Durai credits some of his learnings from observing the way the US venture market worked. In 2010, Marc Andreessen had teamed up with a lawyer in Silicon Valley called Ted Wang, and they took their standard agreements which are typically negotiated in large deals, stripped them down, removing things which were completely unnecessary in early stage deals, and published them on the Web as model for lightweight contracts or early stage agreements. That was also the genesis for the idea behind Termsheet, Durai says.

When TermSheet launched, Durai alone was its entire team. In March 2015, Durai was joined by COO Sonia Pradhan, who was earlier with TiE Chennai. Over the next six months the team size increased to five and the team, working out of IITM Research Park in Chennai, is now increasing steadily every month. "Our hiring process reflects our philosophy of focussing on the people rather than on ideas or roles. We've steadily built a team of all-rounders, most of whom code and help startups with the fund-raising process," Durai says.

Termsheet also works very closely with Mumbai-based law firm Innove Law, founded by Suhas Baliga, a fellow National Law School of India University alum to conduct independent legal due diligence on startups and as a strategic partner.

So is Termsheet an angel investment platform, comparable to the likes of LetsVenture or Angel List?

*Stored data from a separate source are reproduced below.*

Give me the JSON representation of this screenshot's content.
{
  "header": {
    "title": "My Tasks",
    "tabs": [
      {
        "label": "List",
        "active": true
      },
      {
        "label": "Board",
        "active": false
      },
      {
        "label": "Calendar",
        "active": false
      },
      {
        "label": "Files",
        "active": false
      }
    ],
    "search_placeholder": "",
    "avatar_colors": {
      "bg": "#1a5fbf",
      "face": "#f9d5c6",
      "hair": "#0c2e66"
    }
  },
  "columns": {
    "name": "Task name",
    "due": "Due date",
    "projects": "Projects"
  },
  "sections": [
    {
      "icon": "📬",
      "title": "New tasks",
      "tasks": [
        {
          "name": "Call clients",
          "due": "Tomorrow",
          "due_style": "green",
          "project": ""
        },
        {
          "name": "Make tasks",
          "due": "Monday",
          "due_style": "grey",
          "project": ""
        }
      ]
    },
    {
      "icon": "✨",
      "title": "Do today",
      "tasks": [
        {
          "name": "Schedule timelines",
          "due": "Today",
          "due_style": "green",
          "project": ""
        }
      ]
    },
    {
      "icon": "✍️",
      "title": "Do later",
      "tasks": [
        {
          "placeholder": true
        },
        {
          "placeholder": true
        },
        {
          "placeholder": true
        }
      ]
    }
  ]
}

Durai thinks the Indian market is not ripe for a platform based solely on angel investment. "It's taken us a while to realise that the angel market is quite immature," he says. "There are quite a few cliques among angels, it is still hard to invest in startups that are clearly great teams and great vision, and great products, simply because they don't have the right kind of godfathers."

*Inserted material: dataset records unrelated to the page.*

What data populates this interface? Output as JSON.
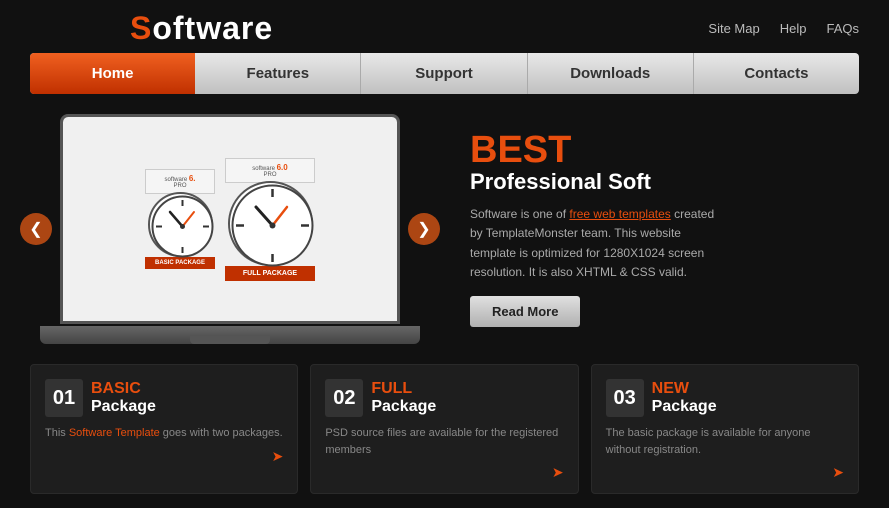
{
  "header": {
    "logo_prefix": "S",
    "logo_text": "oftware",
    "links": [
      {
        "label": "Site Map"
      },
      {
        "label": "Help"
      },
      {
        "label": "FAQs"
      }
    ]
  },
  "nav": {
    "items": [
      {
        "label": "Home",
        "active": true
      },
      {
        "label": "Features",
        "active": false
      },
      {
        "label": "Support",
        "active": false
      },
      {
        "label": "Downloads",
        "active": false
      },
      {
        "label": "Contacts",
        "active": false
      }
    ]
  },
  "hero": {
    "best": "BEST",
    "subtitle": "Professional Soft",
    "description": "Software is one of free web templates created by TemplateMonster team. This website template is optimized for 1280X1024 screen resolution. It is also XHTML & CSS valid.",
    "highlight1": "free web templates",
    "read_more": "Read More"
  },
  "cards": [
    {
      "number": "01",
      "label_top": "BASIC",
      "label_bottom": "Package",
      "description": "This Software Template goes with two packages."
    },
    {
      "number": "02",
      "label_top": "FULL",
      "label_bottom": "Package",
      "description": "PSD source files are available for the registered members"
    },
    {
      "number": "03",
      "label_top": "NEW",
      "label_bottom": "Package",
      "description": "The basic package is available for anyone without registration."
    }
  ]
}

Right from the very start, Durai has maintained that his firm is focused on quality rather than on quantity, in finding outliers.

"The largest VCs believe in mapping every startup in the ecosystem. So that in a given domain, they can figure out which team to back," Durai adds. "Whereas the bottom up approach is that the founders can be very sophisticated in terms of their eventual vision of what they want to build, and how they go about implementing it over a longer period of time. You will not know what they're going to come up with, because they are unfolding it, one layer after another. There's tremendous vision and depth in these founders. Our goal is to uncover these guys, and to support them over time, by drawing in partners who think like that."